Although we don't believe in timing the market or panicking over market movements, we do like to keep an eye on big changes -- just in case they're material to our investing thesis.
So what: Since a phase of bankruptcies and consolidations concluded just in the past few years, airlines have been able to maintain capacity and slowly raise prices by adding fees for everything from carry-on baggage to in-flight snacks. But the scarcity of airline seats that have helped push prices, and profits, higher might be forming cracks as carriers begin to compete for customers.
American Airlines CEO Doug Parker told CNBC yesterday that airlines are expanding capacity too quickly, and Southwest Airlines (NYSE:LUV) added to those worries by saying revenue per available seat mile will fall 3% in the second quarter. If capacity indeed grows more quickly than passengers are willing to take up, then we could see falling prices for airline tickets, and all carriers' margins would struggle.
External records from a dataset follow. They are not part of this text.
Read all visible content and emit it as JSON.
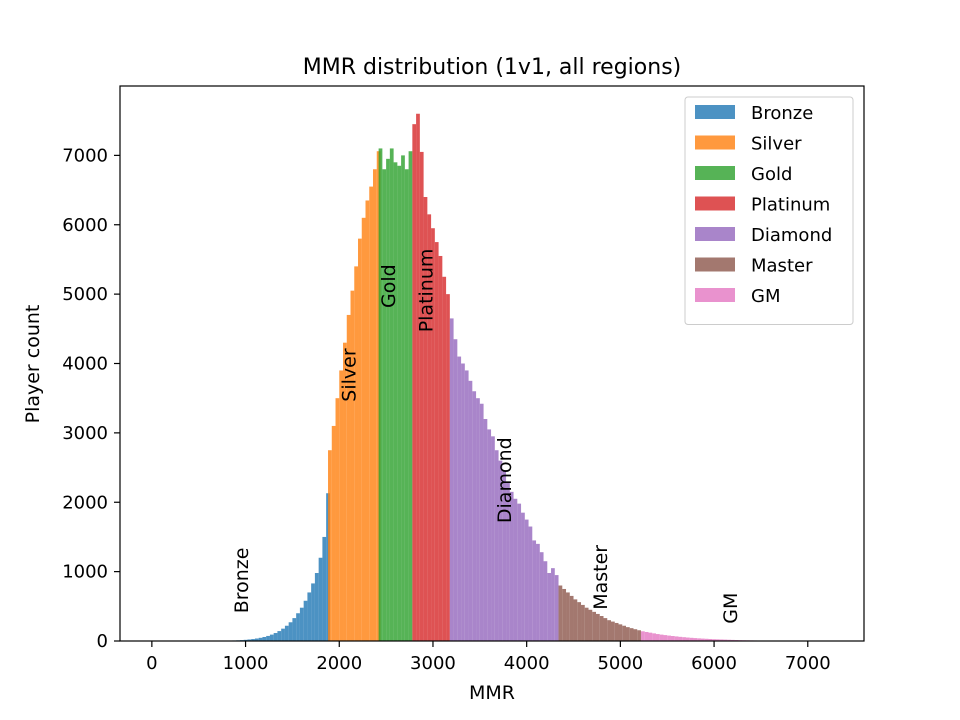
{
  "chart_data": {
    "type": "bar",
    "title": "MMR distribution (1v1, all regions)",
    "xlabel": "MMR",
    "ylabel": "Player count",
    "xlim": [
      -340,
      7600
    ],
    "ylim": [
      0,
      8000
    ],
    "xticks": [
      "0",
      "1000",
      "2000",
      "3000",
      "4000",
      "5000",
      "6000",
      "7000"
    ],
    "xtick_values": [
      0,
      1000,
      2000,
      3000,
      4000,
      5000,
      6000,
      7000
    ],
    "yticks": [
      "0",
      "1000",
      "2000",
      "3000",
      "4000",
      "5000",
      "6000",
      "7000"
    ],
    "ytick_values": [
      0,
      1000,
      2000,
      3000,
      4000,
      5000,
      6000,
      7000
    ],
    "grid": false,
    "legend_position": "top-right",
    "bin_width": 40,
    "series": [
      {
        "name": "Bronze",
        "color": "#1f77b4",
        "label": "Bronze",
        "label_x": 950,
        "label_y": 400,
        "x": [
          700,
          740,
          780,
          820,
          860,
          900,
          940,
          980,
          1020,
          1060,
          1100,
          1140,
          1180,
          1220,
          1260,
          1300,
          1340,
          1380,
          1420,
          1460,
          1500,
          1540,
          1580,
          1620,
          1660,
          1700,
          1740,
          1780,
          1820,
          1860
        ],
        "values": [
          2,
          3,
          4,
          6,
          8,
          10,
          13,
          17,
          22,
          28,
          36,
          46,
          58,
          73,
          92,
          115,
          143,
          178,
          220,
          270,
          330,
          400,
          480,
          580,
          700,
          830,
          980,
          1200,
          1500,
          2130
        ]
      },
      {
        "name": "Silver",
        "color": "#ff7f0e",
        "label": "Silver",
        "label_x": 2100,
        "label_y": 3450,
        "x": [
          1880,
          1920,
          1960,
          2000,
          2040,
          2080,
          2120,
          2160,
          2200,
          2240,
          2280,
          2320,
          2360,
          2400
        ],
        "values": [
          2750,
          3100,
          3500,
          3900,
          4300,
          4700,
          5050,
          5400,
          5800,
          6100,
          6350,
          6550,
          6800,
          7060
        ]
      },
      {
        "name": "Gold",
        "color": "#2ca02c",
        "label": "Gold",
        "label_x": 2520,
        "label_y": 4800,
        "x": [
          2420,
          2460,
          2500,
          2540,
          2580,
          2620,
          2660,
          2700,
          2740
        ],
        "values": [
          7100,
          6800,
          6950,
          7100,
          6900,
          6850,
          7000,
          6800,
          7060
        ]
      },
      {
        "name": "Platinum",
        "color": "#d62728",
        "label": "Platinum",
        "label_x": 2920,
        "label_y": 4450,
        "x": [
          2780,
          2820,
          2860,
          2900,
          2940,
          2980,
          3020,
          3060,
          3100,
          3140
        ],
        "values": [
          7450,
          7600,
          7050,
          6400,
          6150,
          5950,
          5750,
          5550,
          5250,
          5000
        ]
      },
      {
        "name": "Diamond",
        "color": "#9467bd",
        "label": "Diamond",
        "label_x": 3760,
        "label_y": 1700,
        "x": [
          3180,
          3220,
          3260,
          3300,
          3340,
          3380,
          3420,
          3460,
          3500,
          3540,
          3580,
          3620,
          3660,
          3700,
          3740,
          3780,
          3820,
          3860,
          3900,
          3940,
          3980,
          4020,
          4060,
          4100,
          4140,
          4180,
          4220,
          4260,
          4300
        ],
        "values": [
          4650,
          4350,
          4100,
          4000,
          3900,
          3750,
          3600,
          3500,
          3420,
          3200,
          3050,
          2950,
          2750,
          2600,
          2450,
          2300,
          2150,
          2050,
          1980,
          1850,
          1750,
          1650,
          1450,
          1400,
          1280,
          1150,
          980,
          1050,
          950
        ]
      },
      {
        "name": "Master",
        "color": "#8c564b",
        "label": "Master",
        "label_x": 4780,
        "label_y": 450,
        "x": [
          4340,
          4380,
          4420,
          4460,
          4500,
          4540,
          4580,
          4620,
          4660,
          4700,
          4740,
          4780,
          4820,
          4860,
          4900,
          4940,
          4980,
          5020,
          5060,
          5100,
          5140,
          5180
        ],
        "values": [
          800,
          750,
          700,
          650,
          600,
          560,
          520,
          480,
          450,
          420,
          390,
          360,
          330,
          300,
          280,
          260,
          240,
          220,
          200,
          185,
          170,
          155
        ]
      },
      {
        "name": "GM",
        "color": "#e377c2",
        "label": "GM",
        "label_x": 6170,
        "label_y": 250,
        "x": [
          5220,
          5260,
          5300,
          5340,
          5380,
          5420,
          5460,
          5500,
          5540,
          5580,
          5620,
          5660,
          5700,
          5740,
          5780,
          5820,
          5860,
          5900,
          5940,
          5980,
          6020,
          6060,
          6100,
          6140,
          6180,
          6220,
          6260,
          6300,
          6340,
          6380,
          6420,
          6460,
          6500,
          6540,
          6580,
          6620,
          6660,
          6700,
          6740,
          6780,
          6820,
          6860,
          6900,
          6940,
          6980,
          7020,
          7060
        ],
        "values": [
          140,
          130,
          120,
          110,
          100,
          92,
          85,
          78,
          72,
          66,
          60,
          55,
          50,
          46,
          42,
          38,
          35,
          32,
          29,
          26,
          24,
          22,
          20,
          18,
          16,
          14,
          12,
          11,
          10,
          9,
          8,
          7,
          6,
          5,
          5,
          4,
          4,
          3,
          3,
          2,
          2,
          2,
          2,
          1,
          1,
          1,
          1
        ]
      }
    ]
  }
}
Now what: Historically, airlines have been a terrible investment for just this reason. As soon as margins and profits grow to a comfortable level, either companies add capacity or new competitors enter the market. It was only a matter of time before the cycle happened again with airlines, and today's reaction is due to worries that we may be at a peak profit level for airlines.
I'm not one to panic over any single move, but I'll say that this is one reason I avoid airline stocks. They can be wildly successful when times are good, but the good times rarely last, and more often than I would like, the fall leads to bankruptcy, even for the biggest airline companies in the United States.